Джо быстро посмотрел на Генри. Взгляд второго пилота был полон страха.
Джо подбодрил его:
– Мы пробьемся.
Найт продолжал придерживаться боевого строя, но огонь зениток становился все жестче. Они были повсюду, обрушивая смертоносный шквал артиллерийских снарядов и ракет на маленький бомбардировщик. Слава Богу, ни одна из установок не попала в цель! Но экипаж был словно в аду.
Руки Джо намертво вцепились в штурвал. Он услышал голос штурмана:
– Через минуту можно начинать!
Бомбардир открывал люки. Эскадрилья готовилась к бомбовому удару. Джо уже было вздохнул с облегчением.
Неожиданно раздался оглушительный взрыв. Самолет резко накренился, и Джо понадобились все его умение и сила, чтобы справиться с управлением. Он быстро взглянул на приборы. Но в этом не было необходимости. Прежде чем он их увидел, его нос почувствовал, что поврежден топливный отсек. Зловоние стооктанового керосина наполнило кабину.
– Второй пилот вызывает пилота, – слышен был голос Генри. – Первый двигатель вышел из строя. Четвертый горит.
– Проклятье! – выругался Джо, пытаясь оценить ситуацию. – Соедини эти двигатели. Пилот вызывает бомбардира! Все готово к бомбометанию?
Ответа не было.
– Пилот вызывает второго пилота! – снова вышел на связь Джо. – Генри, оставь двигатели мне. Ползи в бомбовый отсек и убедись, что эти чертовы бомбы падают. Гидравлическое давление быстро падает!
– Понял, – Генри быстро отстегнул ремни и выбрался из кабины. Он был легким юношей – весом всего в сто сорок пять фунтов, несмотря на свой рост. Это оказалось очень кстати, так как проход в бомбовый отсек был настолько узким, что человек нормального телосложения едва ли смог бы протиснуться в него.
Пытаясь держать под контролем управление самолетом, Джо одновременно пытался связаться с другими членами экипажа. Но боковые стрелки не отвечали. Хвостовой стрелок ответил, что с ним все в порядке, но радист молчал.

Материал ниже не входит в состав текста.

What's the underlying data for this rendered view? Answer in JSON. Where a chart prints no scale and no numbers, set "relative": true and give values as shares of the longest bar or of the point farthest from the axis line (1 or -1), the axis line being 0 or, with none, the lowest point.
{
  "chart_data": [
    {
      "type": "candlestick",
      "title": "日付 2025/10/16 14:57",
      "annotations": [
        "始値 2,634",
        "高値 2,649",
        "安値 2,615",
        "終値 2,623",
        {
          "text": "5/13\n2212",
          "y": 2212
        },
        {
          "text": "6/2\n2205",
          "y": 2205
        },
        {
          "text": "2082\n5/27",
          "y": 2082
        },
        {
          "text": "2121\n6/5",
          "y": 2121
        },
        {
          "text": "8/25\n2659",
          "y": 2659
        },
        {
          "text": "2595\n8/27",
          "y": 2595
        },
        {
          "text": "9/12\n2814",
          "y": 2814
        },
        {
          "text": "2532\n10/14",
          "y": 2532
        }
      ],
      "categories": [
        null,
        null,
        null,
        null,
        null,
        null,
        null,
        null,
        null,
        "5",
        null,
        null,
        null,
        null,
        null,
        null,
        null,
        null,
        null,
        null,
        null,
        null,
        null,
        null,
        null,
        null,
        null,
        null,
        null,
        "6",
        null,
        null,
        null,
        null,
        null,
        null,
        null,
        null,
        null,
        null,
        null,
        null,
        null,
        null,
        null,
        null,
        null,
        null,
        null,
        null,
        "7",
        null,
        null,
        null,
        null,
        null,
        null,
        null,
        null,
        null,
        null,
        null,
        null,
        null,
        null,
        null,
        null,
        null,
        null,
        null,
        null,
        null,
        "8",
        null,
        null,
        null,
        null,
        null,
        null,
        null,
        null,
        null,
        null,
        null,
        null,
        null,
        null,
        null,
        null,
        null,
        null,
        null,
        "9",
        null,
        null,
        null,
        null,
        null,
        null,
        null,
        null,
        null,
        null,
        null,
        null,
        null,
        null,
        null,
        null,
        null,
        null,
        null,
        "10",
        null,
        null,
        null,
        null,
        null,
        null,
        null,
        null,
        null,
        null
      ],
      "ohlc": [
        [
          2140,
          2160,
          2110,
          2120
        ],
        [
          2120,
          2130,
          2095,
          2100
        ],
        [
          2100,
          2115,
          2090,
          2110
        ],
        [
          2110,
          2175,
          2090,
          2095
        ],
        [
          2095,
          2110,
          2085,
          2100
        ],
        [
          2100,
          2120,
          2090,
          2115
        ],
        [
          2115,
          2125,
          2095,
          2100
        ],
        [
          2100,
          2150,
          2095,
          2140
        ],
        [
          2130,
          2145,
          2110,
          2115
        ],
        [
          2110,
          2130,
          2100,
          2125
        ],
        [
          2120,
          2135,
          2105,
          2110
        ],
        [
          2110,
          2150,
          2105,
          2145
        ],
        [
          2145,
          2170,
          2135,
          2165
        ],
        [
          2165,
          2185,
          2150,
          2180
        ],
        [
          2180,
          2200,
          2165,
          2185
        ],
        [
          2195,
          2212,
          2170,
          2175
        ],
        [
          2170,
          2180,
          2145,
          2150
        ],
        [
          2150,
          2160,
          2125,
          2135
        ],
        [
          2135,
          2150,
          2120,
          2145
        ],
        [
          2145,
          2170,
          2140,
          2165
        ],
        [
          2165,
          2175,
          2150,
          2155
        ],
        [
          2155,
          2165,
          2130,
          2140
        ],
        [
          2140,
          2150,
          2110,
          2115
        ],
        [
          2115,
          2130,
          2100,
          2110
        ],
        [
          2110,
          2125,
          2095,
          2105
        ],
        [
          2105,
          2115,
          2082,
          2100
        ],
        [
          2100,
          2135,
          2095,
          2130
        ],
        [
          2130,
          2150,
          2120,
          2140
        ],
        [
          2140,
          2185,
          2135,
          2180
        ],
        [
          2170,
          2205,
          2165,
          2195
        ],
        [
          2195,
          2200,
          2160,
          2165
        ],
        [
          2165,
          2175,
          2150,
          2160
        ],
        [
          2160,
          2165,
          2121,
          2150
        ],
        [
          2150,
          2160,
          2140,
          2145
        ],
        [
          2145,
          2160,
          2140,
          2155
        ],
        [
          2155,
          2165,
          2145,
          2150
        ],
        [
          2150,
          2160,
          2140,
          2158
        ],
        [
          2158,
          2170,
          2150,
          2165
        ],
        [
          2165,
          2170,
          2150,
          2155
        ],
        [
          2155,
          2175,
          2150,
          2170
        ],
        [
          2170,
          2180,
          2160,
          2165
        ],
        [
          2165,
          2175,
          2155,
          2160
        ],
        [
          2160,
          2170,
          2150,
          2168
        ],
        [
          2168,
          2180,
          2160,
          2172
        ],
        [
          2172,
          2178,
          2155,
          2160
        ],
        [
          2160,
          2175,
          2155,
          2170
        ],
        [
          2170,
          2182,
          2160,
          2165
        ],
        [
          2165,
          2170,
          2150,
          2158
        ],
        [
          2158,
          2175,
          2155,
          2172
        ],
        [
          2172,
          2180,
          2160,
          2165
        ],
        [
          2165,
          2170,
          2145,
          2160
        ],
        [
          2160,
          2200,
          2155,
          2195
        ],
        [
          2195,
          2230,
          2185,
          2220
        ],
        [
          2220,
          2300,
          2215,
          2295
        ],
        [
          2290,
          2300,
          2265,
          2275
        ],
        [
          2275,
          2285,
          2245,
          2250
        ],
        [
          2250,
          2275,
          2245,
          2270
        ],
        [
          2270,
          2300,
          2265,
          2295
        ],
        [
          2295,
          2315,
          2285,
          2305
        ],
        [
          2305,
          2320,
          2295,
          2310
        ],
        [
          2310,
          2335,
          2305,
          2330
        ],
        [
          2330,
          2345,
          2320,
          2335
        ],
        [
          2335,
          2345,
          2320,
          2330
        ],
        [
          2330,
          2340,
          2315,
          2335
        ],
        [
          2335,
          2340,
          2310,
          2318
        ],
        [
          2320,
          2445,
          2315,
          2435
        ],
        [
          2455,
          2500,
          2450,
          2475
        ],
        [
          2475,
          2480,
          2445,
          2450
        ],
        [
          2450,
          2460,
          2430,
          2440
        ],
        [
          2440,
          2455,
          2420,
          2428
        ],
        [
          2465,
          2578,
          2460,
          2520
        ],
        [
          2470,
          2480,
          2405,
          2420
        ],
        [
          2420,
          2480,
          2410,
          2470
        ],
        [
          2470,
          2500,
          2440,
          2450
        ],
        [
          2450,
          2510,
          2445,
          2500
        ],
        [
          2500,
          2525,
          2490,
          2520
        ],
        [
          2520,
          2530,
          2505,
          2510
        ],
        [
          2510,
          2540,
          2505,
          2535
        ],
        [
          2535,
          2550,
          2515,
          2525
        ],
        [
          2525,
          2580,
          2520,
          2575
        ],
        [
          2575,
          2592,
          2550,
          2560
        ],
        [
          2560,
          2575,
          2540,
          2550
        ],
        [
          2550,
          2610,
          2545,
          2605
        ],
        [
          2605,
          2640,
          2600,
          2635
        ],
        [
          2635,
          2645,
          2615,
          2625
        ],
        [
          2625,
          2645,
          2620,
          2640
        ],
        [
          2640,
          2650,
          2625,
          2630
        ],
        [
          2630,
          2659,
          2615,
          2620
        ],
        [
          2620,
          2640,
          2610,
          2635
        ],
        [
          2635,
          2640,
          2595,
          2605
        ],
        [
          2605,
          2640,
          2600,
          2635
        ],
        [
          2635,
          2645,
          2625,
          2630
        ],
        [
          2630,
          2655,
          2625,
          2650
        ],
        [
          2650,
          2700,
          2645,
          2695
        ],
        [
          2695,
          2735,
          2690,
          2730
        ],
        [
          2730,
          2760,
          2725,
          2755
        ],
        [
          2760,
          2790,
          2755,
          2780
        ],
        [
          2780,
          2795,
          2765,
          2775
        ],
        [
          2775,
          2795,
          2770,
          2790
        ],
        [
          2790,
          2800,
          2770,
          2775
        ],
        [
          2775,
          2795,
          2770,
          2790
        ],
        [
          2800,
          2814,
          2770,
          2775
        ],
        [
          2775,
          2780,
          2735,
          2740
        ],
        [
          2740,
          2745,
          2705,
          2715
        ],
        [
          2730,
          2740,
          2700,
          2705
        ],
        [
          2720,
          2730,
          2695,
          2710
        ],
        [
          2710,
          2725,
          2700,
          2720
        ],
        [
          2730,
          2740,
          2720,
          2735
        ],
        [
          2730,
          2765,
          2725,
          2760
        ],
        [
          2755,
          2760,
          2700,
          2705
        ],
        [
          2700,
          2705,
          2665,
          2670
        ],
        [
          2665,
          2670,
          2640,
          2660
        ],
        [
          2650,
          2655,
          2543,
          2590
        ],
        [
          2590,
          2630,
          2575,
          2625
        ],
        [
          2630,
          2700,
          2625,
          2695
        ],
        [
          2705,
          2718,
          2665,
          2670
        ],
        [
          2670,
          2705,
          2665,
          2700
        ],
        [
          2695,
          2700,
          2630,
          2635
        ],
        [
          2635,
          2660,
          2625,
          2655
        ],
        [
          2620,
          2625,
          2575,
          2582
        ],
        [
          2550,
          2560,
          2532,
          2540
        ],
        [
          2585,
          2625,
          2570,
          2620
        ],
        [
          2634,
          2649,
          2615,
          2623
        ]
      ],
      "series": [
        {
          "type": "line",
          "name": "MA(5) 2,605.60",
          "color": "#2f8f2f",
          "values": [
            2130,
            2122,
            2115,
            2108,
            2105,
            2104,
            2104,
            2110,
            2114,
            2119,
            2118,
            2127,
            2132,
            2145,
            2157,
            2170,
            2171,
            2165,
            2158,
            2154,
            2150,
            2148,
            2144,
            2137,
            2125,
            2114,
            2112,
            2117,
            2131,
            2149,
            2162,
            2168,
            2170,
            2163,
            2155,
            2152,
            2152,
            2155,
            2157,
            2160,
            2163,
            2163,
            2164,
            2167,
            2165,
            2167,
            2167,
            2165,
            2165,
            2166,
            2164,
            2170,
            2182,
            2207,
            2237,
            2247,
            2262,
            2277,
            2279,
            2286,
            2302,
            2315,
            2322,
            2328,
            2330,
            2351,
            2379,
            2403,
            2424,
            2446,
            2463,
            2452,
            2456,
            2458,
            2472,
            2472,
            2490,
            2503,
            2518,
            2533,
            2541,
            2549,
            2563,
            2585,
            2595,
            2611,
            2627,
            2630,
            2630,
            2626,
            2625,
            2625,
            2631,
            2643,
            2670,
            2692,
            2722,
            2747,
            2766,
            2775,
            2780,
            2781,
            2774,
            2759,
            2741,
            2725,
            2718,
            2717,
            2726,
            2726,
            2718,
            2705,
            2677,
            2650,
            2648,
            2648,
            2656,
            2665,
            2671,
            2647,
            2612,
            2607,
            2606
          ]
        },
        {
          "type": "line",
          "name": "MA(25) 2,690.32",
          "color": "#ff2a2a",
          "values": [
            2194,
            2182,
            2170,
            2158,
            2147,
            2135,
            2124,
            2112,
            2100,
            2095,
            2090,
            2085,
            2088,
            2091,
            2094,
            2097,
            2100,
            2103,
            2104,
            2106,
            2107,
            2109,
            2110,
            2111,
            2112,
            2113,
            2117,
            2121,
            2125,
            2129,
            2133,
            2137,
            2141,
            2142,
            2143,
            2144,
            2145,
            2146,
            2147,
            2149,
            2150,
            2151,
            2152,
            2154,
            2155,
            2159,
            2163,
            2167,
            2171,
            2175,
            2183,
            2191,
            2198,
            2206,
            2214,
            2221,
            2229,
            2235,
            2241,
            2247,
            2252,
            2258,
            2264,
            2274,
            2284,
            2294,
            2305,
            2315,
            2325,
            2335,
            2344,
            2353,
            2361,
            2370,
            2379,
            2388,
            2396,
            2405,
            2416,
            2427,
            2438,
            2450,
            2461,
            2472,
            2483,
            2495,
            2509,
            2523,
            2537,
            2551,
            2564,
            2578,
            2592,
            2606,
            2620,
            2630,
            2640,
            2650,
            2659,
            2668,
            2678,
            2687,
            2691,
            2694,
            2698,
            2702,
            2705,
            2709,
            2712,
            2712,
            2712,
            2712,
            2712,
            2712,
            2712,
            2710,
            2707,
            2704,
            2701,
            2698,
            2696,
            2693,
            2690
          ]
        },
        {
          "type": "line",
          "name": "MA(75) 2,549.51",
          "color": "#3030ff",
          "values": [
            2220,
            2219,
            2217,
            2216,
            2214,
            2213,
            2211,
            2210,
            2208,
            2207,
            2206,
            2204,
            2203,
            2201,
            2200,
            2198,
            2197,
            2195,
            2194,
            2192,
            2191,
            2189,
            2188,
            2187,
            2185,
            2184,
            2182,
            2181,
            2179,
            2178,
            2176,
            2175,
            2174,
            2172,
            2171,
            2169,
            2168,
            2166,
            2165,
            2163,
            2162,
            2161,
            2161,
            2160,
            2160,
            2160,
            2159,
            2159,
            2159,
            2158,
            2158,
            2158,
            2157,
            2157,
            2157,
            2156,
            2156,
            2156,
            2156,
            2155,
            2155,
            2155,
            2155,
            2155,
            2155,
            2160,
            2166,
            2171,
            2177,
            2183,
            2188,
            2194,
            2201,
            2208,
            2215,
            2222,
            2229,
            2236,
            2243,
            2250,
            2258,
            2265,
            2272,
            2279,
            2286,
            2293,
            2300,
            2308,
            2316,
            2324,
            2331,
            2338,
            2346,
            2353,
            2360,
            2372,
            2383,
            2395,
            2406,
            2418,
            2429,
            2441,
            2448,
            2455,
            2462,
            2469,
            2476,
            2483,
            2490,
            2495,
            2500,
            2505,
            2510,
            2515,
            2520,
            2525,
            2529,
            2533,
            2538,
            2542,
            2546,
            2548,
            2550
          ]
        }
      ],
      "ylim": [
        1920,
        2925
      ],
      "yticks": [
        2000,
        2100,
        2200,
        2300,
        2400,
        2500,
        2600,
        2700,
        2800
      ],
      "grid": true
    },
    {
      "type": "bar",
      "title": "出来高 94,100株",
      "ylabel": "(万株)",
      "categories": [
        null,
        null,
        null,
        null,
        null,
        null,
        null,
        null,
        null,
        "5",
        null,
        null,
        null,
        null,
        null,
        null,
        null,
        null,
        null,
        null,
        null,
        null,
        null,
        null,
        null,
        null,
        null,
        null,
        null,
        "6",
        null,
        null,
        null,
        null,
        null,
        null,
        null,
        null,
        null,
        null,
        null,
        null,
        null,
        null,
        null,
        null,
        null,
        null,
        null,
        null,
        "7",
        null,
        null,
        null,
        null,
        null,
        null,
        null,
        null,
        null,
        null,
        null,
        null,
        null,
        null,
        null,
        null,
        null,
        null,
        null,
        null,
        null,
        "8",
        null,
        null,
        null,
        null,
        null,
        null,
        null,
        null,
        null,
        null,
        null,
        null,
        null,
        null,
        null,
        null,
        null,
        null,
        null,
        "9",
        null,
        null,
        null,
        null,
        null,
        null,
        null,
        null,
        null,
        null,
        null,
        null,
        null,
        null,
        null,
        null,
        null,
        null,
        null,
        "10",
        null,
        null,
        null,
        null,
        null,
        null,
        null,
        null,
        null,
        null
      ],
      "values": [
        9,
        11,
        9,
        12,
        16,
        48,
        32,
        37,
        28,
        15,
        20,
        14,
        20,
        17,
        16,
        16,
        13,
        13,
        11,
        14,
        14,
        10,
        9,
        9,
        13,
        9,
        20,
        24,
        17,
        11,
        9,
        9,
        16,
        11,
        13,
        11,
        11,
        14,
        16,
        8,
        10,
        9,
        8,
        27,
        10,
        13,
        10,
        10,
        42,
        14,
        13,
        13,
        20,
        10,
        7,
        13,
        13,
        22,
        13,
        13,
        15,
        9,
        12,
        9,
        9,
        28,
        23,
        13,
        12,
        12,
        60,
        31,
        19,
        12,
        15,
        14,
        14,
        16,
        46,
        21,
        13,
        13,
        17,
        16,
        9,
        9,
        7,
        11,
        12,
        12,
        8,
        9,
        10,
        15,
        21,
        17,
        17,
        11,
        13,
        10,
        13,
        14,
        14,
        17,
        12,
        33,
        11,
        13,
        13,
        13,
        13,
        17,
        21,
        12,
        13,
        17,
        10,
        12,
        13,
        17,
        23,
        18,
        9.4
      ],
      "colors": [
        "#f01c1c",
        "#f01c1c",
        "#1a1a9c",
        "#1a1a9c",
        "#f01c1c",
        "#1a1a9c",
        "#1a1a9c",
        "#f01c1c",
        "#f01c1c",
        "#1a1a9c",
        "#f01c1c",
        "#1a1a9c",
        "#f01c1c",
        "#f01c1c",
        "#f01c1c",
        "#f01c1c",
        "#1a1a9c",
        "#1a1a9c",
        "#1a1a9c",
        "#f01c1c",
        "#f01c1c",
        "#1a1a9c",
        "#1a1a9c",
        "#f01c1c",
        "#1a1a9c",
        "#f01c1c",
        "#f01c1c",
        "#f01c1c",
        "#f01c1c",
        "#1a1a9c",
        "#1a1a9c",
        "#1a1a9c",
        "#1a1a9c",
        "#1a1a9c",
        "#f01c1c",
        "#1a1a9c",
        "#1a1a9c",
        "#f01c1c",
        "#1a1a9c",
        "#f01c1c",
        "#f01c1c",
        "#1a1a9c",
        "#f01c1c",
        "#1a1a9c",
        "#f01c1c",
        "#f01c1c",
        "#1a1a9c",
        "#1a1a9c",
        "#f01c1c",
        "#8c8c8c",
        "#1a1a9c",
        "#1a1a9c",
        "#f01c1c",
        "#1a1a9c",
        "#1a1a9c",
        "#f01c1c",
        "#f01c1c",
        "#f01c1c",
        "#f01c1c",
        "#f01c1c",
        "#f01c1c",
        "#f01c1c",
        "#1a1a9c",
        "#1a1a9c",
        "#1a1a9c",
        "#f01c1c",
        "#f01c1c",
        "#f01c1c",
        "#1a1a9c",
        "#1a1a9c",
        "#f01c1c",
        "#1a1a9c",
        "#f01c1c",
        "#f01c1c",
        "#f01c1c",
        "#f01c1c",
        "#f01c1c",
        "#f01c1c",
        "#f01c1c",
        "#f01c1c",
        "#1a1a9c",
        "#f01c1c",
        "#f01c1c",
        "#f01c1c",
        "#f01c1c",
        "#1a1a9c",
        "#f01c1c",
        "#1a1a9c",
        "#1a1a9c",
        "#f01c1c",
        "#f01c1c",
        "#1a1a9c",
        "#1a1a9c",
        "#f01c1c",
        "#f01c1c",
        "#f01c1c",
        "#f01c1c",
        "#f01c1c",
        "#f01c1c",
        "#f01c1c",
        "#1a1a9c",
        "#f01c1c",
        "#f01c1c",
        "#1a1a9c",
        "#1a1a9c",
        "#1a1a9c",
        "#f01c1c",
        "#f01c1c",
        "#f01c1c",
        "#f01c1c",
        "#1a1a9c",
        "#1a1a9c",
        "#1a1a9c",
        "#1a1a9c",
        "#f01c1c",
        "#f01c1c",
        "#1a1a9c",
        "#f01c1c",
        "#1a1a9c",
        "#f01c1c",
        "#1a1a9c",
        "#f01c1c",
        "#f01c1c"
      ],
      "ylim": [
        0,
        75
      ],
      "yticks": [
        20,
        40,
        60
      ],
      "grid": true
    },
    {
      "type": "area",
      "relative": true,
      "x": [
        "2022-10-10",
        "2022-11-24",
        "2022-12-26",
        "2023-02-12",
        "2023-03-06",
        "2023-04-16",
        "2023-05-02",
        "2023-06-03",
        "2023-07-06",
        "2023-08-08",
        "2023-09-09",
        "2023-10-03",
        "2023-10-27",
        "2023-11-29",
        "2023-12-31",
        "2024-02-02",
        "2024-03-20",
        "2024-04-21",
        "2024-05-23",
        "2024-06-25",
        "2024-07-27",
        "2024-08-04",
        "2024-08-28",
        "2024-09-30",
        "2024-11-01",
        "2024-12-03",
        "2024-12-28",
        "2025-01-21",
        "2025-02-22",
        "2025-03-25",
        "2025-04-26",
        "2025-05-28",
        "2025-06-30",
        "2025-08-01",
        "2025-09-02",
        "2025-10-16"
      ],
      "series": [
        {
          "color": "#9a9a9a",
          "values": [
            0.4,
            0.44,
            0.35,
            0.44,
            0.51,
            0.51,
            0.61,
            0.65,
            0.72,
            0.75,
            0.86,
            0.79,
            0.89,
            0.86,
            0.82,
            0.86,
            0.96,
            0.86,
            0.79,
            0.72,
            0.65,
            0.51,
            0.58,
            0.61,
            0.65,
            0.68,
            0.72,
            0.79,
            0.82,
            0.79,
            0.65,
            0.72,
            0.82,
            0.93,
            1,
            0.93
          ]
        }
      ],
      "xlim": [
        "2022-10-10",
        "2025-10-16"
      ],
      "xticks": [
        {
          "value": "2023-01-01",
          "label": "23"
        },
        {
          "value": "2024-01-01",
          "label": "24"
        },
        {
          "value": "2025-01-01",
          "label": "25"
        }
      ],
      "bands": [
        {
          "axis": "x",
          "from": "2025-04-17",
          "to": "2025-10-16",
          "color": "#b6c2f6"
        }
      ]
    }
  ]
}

– Пилот вызывает башенного стрелка, – начал снова Джо. Он обращался к Рою Ходжесу, двадцатитрехлетнему красивому юноше-новобранцу из Калифорнии. – Попробуй выяснить, что случилось с боковыми стрелками. Сообщи мне о повреждениях.
Уже сейчас можно было понять, что в самолет угодил зенитный снаряд или ракета. Вероятно, было повреждено крыло. Один взгляд на приборы, измерявшие уровень давления и топлива, оставлял мало надежды в том, что он ошибался. На аэродром они сегодня не вернутся.
Прямо по курсу другие бомбардировщики тоже были подбиты. Немцы находились в полной боевой готовности. Их зенитки били педантично в цель. Американские самолеты бомбили объект отчаянно или, если были подбиты, просто избавлялись от снарядов, не долетев до мишени. Боевой строй смешался. Сегодняшний вылет обойдется очень дорого.